In a half-arsed attempt at political correctness, Spearhead have asked exhibitors not to display cluster bombs at DSEi! According to UNICEF, more than 1000 children have been injured by cluster bomblets and other unexploded weapons since the ‘end’ of the war in Iraq. Of course, cluster bombs can still be bought at DSEi, just not displayed, and like everything else on sale there they will not be subject to UK export controls.

In the run up to DSEi activist groups have been targeting exhibiting UK companies, such as Fluent in Sheffield and Cambridge Consultants. Two weeks ago Spearhead’s head office in New Malden was occupied, and on Monday protesters – bound together by arm tubes – blockaded the gates to the ExCel Centre for five hours, preventing tanks being delivered to the exhibition. Police used cutting equipment to remove the tubes and a number of people were arrested under charges of obstructing the highway.

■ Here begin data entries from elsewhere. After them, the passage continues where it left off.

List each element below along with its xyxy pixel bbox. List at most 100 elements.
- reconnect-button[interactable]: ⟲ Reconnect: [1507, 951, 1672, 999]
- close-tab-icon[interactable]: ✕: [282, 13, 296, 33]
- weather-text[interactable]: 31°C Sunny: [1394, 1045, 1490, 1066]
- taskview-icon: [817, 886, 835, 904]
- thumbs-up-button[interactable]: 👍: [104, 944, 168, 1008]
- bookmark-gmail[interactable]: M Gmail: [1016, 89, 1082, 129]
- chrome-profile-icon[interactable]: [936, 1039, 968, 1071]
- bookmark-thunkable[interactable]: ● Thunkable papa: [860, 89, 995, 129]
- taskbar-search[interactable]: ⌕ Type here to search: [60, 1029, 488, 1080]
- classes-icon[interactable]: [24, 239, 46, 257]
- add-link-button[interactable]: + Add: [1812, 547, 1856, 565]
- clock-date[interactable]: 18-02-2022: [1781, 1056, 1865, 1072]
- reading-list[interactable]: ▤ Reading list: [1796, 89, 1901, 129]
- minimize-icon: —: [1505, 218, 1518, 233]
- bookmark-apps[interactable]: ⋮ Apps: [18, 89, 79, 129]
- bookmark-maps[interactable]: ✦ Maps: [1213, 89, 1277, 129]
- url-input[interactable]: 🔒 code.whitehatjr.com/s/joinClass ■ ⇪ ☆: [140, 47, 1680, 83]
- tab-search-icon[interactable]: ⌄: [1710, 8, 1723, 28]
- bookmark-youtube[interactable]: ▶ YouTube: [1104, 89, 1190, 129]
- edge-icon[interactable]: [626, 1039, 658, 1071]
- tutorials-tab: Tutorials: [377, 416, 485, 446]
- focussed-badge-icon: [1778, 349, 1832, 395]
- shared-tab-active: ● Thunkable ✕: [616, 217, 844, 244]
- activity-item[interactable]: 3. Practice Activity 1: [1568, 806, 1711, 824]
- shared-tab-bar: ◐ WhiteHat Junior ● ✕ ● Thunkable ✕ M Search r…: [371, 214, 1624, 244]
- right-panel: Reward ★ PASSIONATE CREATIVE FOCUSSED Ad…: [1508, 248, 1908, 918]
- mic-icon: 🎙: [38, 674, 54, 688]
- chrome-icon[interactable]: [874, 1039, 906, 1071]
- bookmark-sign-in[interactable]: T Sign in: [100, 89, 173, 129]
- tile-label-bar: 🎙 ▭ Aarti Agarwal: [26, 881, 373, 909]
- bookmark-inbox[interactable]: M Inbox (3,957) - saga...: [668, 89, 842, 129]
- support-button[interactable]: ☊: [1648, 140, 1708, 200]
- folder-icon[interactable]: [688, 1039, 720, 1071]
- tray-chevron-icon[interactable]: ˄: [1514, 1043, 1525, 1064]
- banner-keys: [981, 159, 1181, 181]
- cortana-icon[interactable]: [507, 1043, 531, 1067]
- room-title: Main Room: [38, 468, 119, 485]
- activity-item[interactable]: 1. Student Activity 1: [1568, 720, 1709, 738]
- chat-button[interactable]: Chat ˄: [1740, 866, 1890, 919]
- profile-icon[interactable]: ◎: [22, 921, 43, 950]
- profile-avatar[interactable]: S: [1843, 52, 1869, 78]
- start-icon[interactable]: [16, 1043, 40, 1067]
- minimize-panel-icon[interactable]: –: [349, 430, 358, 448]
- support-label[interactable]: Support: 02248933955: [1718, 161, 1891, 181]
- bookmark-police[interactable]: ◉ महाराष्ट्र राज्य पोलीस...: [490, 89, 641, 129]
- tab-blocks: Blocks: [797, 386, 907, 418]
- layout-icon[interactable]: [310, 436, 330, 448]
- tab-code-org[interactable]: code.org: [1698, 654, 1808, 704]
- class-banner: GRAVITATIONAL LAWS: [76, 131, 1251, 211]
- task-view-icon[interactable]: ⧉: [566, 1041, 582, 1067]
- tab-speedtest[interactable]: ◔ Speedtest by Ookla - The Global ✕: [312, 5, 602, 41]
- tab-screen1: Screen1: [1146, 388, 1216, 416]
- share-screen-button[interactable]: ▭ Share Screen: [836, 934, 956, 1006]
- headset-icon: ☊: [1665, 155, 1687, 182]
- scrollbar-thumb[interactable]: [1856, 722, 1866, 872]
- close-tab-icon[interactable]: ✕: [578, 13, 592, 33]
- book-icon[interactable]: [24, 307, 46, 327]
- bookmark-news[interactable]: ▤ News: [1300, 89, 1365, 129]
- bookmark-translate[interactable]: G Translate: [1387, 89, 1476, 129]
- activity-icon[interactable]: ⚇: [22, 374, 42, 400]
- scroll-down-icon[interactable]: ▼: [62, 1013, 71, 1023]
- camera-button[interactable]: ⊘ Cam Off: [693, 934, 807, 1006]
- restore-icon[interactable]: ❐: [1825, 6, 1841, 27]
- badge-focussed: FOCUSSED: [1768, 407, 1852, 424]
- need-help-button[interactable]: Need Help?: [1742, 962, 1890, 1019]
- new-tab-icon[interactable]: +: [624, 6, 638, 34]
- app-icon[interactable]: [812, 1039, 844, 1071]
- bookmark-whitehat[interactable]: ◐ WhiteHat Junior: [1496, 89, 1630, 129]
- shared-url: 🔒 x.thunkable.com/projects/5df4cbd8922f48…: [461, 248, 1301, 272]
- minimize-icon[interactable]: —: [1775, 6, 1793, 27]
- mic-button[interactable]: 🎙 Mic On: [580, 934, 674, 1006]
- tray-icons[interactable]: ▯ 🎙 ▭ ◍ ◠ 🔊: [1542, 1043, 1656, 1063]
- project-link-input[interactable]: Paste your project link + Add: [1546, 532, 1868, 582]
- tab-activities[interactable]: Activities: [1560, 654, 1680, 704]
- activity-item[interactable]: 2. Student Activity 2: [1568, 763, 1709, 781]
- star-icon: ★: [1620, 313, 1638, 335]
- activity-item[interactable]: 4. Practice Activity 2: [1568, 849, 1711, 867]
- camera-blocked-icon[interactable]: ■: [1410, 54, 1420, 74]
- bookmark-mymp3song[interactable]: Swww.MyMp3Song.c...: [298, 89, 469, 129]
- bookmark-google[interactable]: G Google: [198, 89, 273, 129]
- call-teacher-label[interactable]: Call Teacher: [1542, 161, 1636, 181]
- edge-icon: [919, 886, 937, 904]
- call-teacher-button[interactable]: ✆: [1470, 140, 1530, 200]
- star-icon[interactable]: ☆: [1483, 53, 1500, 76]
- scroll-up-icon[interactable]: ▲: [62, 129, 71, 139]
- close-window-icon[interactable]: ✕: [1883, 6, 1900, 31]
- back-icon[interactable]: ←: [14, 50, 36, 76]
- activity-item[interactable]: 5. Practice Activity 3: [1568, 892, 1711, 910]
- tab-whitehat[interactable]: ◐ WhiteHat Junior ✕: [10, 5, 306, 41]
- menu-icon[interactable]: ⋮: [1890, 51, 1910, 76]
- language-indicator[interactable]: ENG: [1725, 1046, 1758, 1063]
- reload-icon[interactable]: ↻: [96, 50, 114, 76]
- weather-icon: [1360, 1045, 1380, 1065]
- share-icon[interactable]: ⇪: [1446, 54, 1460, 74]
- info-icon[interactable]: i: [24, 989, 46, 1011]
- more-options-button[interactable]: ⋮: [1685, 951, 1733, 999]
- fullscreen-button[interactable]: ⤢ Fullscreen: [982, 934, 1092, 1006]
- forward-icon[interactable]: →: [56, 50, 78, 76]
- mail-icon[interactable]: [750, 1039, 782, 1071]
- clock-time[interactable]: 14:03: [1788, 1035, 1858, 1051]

The police have promised to treat demonstrators “in the same sort of way as the May Day riots” and have been issued blanket stop and search laws under the Terrorism Act 2000. That’s obviously because people protesting about weapons that kill and maim are just bloody terrorists that need to be stamped on – whereas those poor souls trying to earn an honest living by selling weapons that kill and maim – well, they need all the love, affection and money we can throw at ’em.